命運把如今的四島皇帝推坐到了他屁股底下的王座上——那位舊皇帝在死之前剛剛處理了一次叛亂,在他死後,一個隻有十歲的孩子坐到了王座上。
說實話這個王座在馬爾斯看來和新泰南大夏天路邊曬了三小時午間陽光的電瓶自動小車的黑色坐墊一樣,有一種名為炙手可熱的黑色幽默感。
老皇帝在世的時候,四島王室有足夠的威望,能夠壓得住各路牛鬼蛇神,但一個十歲的孩子坐到那個位置上之後,王室,親王,公卿做為王室的忠臣各懷鬼胎,而他們代表的大商人,軍頭和大地主又非常可惜的尿不到一塊兒。

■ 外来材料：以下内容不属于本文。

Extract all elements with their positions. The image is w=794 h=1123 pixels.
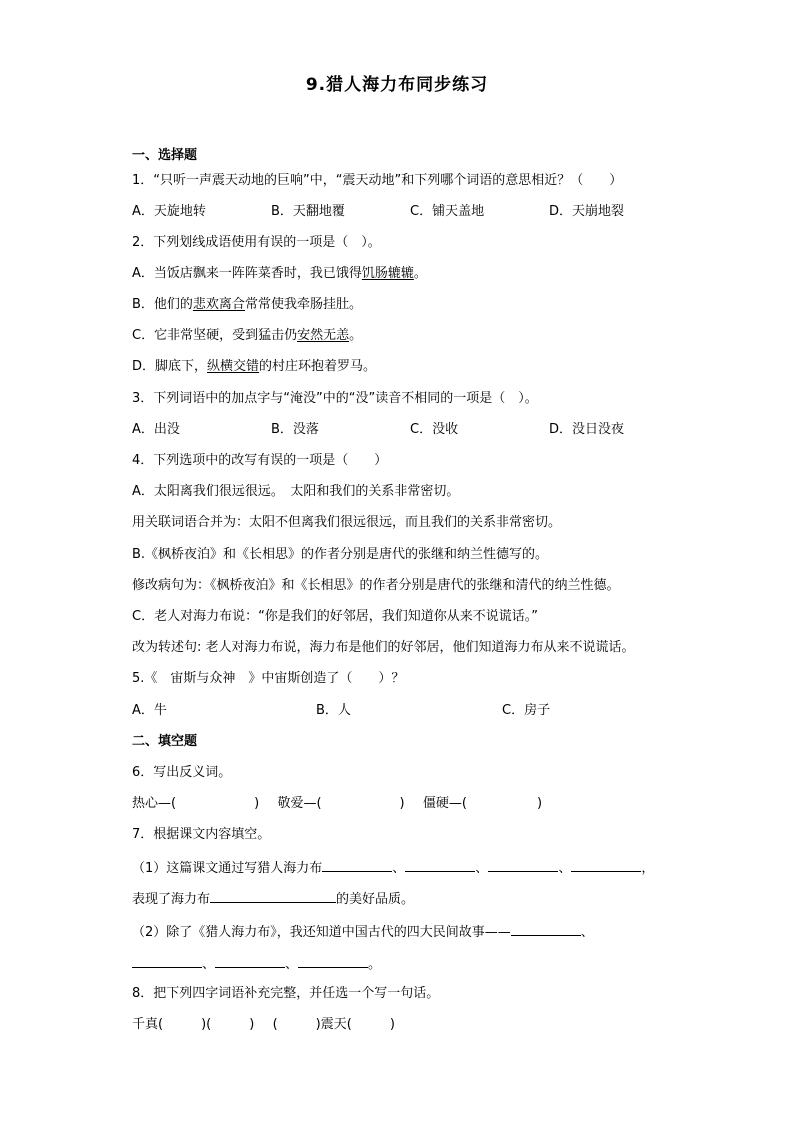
question-5-stem: 5.《 宙斯与众神 》中宙斯创造了（ ）？	[132, 671, 405, 686]
antonym-word-1: 热心—(	[132, 796, 177, 811]
question-1-option-d: D．天崩地裂	[549, 204, 625, 219]
fill-blank[interactable]	[210, 888, 336, 903]
question-8-idioms	[132, 1015, 395, 1035]
question-6-antonyms	[132, 794, 542, 814]
option-text-end: 。	[349, 328, 363, 343]
fill-blank[interactable]	[571, 857, 641, 872]
underlined-idiom: 饥肠辘辘	[361, 266, 414, 281]
underlined-idiom: 安然无恙	[297, 328, 350, 343]
part-2-text: （2）除了《猎人海力布》，我还知道中国古代的四大民间故事——	[132, 925, 511, 940]
close-paren: )	[399, 796, 405, 811]
question-7-stem: 7．根据课文内容填空。	[132, 827, 271, 842]
question-2-option-c	[132, 326, 362, 346]
question-1-stem: 1．“只听一声震天动地的巨响”中，“震天动地”和下列哪个词语的意思相近？（ ）	[132, 173, 623, 188]
close-paren: )	[389, 1017, 395, 1032]
part-1-text: （1）这篇课文通过写猎人海力布	[132, 861, 323, 876]
underlined-idiom: 悲欢离合	[192, 297, 245, 312]
separator: 、	[580, 925, 594, 940]
question-4-option-c-line2: 改为转述句: 老人对海力布说，海力布是他们的好邻居，他们知道海力布从来不说谎话。	[132, 640, 635, 655]
separator: 、	[392, 861, 406, 876]
part-1-line2-end: 的美好品质。	[336, 892, 415, 907]
idiom-2-middle: )震天(	[315, 1017, 352, 1032]
close-paren: )	[536, 796, 543, 811]
fill-blank[interactable]	[322, 857, 392, 872]
question-8-stem: 8．把下列四字词语补充完整，并任选一个写一句话。	[132, 986, 440, 1001]
antonym-word-2: 敬爱—(	[277, 796, 322, 811]
question-3-option-a: A．出没	[132, 422, 180, 437]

老皇帝在的時候,北方主義是他們一致的敵人,但是現在,馬爾斯覺得很有可能會有變化。
馬爾斯覺得,北方主義很有可能與商人們合作。
首先,他們和軍頭之間不可能,因為雙方手上都沾滿了對方的血,雙方不可能合作,更不可能互相原諒,有的隻是以牙還牙,以血還血。
其次,北方主義與大地主也不可能走到一起,在四島,土地兼並到了什麽地步呢?
整整一個縣的田地都歸一個大地主,這一地區所有的農民都在為大地主工作,他們大多是佃戶,有些更是失去了自由,以生命為代價為別人做嫁衣。
北方主義不可能與大地主苟合,雙方沒有任何互相信任的基礎,有的隻是想要將對方剝皮塞草的念想。
大商人們不同,商人天生的沒有節操,他們甚至可以為了錢而出賣吊死自己的繩索。
雖然這個時代的商人們沒有那麽愚蠢了,但總體來說,在馬爾斯看來,商人們與北方主義者們很有可能在各取所需——商人們需要幹掉皇帝,在他們的圖譜裏,西陸的王室大多不是上了絞架就是享受到了斷頭台的待遇,隻有卡特堡聯合至今還庇護著希德尼聯合前王室莫威士家族。